La mise en place de la métropole à elle seule ne peut pas suffire. La métropole permet de mieux penser la place du centre-ville dans l’agglomération, notamment à travers l’installation des fonctions métropolitaines. Si on veut être plus intelligent, cela peut le permettre. Le grand nombre d’acteurs publics n’est pas un handicap majeur s’il y a une cohérence de l’ensemble avec un pilotage clairement installé. Il faut arrêter ce jeu de chat et de souris entre collectivités. Il y a un risque de grande confusion avec superposition des dispositifs.
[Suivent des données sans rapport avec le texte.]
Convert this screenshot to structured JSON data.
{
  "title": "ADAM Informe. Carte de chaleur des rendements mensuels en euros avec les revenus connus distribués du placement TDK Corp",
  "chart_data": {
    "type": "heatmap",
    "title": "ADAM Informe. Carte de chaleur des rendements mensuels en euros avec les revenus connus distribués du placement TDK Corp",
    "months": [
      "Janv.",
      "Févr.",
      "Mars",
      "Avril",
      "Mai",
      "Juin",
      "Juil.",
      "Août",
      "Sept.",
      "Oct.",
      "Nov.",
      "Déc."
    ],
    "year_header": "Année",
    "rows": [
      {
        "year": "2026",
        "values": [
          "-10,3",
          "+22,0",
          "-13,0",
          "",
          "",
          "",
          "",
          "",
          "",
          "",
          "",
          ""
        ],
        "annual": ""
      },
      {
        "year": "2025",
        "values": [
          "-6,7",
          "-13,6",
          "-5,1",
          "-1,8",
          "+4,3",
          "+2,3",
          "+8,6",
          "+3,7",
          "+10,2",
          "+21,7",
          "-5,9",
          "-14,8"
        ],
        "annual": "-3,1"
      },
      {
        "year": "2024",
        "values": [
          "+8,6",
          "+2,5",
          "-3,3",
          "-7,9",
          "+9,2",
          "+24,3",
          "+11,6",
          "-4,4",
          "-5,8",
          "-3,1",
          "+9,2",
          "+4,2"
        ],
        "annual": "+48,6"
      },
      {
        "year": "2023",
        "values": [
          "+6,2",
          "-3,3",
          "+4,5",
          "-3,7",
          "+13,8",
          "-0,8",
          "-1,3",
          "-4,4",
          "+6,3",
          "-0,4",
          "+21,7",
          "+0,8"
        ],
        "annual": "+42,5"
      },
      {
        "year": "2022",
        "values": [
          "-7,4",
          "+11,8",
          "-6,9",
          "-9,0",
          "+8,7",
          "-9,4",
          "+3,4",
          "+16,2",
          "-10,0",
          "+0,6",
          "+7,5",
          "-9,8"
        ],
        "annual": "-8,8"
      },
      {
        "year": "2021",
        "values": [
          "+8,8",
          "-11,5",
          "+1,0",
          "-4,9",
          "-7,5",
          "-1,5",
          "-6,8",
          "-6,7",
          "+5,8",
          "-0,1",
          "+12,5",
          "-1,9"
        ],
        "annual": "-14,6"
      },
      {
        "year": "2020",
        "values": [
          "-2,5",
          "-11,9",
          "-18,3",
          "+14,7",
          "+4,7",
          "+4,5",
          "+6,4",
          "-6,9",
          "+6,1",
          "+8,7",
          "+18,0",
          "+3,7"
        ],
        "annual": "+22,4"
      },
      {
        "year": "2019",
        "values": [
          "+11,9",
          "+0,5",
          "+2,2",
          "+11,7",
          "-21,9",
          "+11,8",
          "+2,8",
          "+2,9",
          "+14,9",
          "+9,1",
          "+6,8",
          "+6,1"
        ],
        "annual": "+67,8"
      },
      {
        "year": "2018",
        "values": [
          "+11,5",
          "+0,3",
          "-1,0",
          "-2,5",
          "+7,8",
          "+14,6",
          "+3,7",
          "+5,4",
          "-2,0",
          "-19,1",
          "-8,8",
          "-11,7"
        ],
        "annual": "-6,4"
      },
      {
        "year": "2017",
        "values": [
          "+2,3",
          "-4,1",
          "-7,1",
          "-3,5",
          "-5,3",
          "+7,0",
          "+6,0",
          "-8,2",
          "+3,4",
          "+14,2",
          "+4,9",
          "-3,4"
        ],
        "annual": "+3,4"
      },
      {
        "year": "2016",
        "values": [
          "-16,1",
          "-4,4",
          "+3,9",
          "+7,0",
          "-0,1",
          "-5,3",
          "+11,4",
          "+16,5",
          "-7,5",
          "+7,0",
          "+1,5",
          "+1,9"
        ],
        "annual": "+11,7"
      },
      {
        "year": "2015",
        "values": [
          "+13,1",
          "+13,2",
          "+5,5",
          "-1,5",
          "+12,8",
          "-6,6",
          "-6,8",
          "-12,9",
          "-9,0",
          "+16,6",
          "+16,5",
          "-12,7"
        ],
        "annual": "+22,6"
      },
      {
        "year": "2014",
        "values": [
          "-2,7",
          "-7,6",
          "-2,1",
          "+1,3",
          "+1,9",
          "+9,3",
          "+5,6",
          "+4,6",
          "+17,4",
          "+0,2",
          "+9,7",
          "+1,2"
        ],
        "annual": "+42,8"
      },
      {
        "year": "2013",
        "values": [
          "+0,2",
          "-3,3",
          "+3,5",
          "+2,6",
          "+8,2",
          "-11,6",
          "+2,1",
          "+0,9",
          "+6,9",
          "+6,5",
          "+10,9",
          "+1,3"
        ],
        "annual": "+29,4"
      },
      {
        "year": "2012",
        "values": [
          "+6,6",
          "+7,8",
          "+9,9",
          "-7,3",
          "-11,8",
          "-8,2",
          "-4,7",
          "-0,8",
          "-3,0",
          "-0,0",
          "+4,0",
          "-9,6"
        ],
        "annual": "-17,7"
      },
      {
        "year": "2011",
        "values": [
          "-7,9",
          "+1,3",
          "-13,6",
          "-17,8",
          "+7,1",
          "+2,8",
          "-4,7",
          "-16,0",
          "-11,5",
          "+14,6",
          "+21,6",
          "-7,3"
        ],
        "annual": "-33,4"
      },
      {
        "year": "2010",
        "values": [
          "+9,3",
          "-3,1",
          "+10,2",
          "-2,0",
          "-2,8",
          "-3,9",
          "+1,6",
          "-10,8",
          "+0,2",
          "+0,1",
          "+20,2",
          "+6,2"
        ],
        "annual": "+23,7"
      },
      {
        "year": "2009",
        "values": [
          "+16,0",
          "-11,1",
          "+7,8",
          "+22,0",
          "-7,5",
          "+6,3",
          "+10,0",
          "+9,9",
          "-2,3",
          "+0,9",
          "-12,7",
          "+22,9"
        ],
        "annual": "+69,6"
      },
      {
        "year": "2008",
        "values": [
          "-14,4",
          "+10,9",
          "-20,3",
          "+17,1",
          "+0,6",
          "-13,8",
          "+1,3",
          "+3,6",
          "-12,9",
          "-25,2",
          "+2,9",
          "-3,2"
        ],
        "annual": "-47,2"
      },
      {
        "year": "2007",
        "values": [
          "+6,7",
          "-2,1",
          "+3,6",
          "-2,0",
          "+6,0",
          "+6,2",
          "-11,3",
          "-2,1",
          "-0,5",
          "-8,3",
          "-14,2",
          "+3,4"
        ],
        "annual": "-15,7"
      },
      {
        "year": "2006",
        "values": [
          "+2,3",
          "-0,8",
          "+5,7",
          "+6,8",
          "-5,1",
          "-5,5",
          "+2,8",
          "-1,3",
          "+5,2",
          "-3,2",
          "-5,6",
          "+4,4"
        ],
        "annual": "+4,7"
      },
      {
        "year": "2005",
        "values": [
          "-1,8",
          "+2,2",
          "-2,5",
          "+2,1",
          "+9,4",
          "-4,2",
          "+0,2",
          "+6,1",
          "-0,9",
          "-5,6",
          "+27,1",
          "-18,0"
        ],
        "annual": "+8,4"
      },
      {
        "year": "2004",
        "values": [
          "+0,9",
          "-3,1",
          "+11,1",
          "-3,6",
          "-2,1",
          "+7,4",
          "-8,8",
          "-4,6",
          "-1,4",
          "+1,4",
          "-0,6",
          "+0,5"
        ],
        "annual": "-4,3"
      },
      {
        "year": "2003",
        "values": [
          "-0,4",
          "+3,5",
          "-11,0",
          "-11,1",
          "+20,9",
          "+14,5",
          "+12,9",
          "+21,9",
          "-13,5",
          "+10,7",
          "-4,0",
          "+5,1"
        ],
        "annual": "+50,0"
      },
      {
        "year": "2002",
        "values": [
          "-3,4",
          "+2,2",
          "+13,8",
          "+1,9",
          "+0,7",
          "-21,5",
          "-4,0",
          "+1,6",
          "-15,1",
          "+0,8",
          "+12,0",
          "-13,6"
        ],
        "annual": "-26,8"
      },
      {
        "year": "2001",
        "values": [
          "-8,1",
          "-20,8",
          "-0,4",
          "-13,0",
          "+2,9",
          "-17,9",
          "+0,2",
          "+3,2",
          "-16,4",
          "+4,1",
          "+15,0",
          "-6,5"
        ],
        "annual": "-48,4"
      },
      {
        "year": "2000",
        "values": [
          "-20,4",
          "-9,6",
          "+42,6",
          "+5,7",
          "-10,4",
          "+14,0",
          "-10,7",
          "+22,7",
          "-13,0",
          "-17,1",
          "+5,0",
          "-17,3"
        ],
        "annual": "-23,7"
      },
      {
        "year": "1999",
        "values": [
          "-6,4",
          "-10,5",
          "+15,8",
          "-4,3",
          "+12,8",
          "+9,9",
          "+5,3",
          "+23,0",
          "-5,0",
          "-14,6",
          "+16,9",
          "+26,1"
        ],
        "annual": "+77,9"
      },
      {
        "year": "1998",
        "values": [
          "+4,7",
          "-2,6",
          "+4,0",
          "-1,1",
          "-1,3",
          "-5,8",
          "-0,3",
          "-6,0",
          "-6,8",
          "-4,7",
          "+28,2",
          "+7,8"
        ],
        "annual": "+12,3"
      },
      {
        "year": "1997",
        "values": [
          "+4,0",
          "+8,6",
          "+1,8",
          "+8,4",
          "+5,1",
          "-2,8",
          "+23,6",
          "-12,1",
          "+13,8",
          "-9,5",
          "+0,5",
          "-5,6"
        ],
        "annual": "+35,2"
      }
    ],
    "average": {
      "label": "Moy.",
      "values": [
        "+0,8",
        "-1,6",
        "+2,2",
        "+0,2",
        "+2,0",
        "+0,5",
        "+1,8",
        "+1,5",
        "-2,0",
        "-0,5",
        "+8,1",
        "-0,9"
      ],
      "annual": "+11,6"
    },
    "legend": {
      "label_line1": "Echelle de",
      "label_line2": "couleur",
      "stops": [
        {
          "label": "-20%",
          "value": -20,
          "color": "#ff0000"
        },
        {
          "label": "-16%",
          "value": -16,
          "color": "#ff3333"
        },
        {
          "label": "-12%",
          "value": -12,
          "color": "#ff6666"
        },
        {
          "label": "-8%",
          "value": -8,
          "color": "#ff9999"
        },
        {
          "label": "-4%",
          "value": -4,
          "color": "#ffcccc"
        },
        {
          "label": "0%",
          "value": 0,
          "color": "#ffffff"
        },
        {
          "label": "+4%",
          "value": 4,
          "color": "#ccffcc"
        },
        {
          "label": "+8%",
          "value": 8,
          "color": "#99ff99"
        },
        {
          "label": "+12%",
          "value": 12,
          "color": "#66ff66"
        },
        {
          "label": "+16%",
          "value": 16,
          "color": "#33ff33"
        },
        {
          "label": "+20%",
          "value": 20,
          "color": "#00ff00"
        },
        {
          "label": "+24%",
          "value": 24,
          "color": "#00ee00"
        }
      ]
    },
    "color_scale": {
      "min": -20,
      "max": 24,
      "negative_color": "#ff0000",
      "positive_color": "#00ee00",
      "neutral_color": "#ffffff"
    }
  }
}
Tant qu’ils n’ont pas d’objectifs clairs sur ce qu’ils veulent faire de ce centre-ville, avec un vrai regard sur ses fonctionnalités, ils n’y arriveront pas. C’est un quartier populaire, avec une histoire, qu’il faut respecter. Pour cela, il faut lancer un grand débat public sur ce projet urbain. Même si à Marseille, les débats publics, on ne sait pas trop faire.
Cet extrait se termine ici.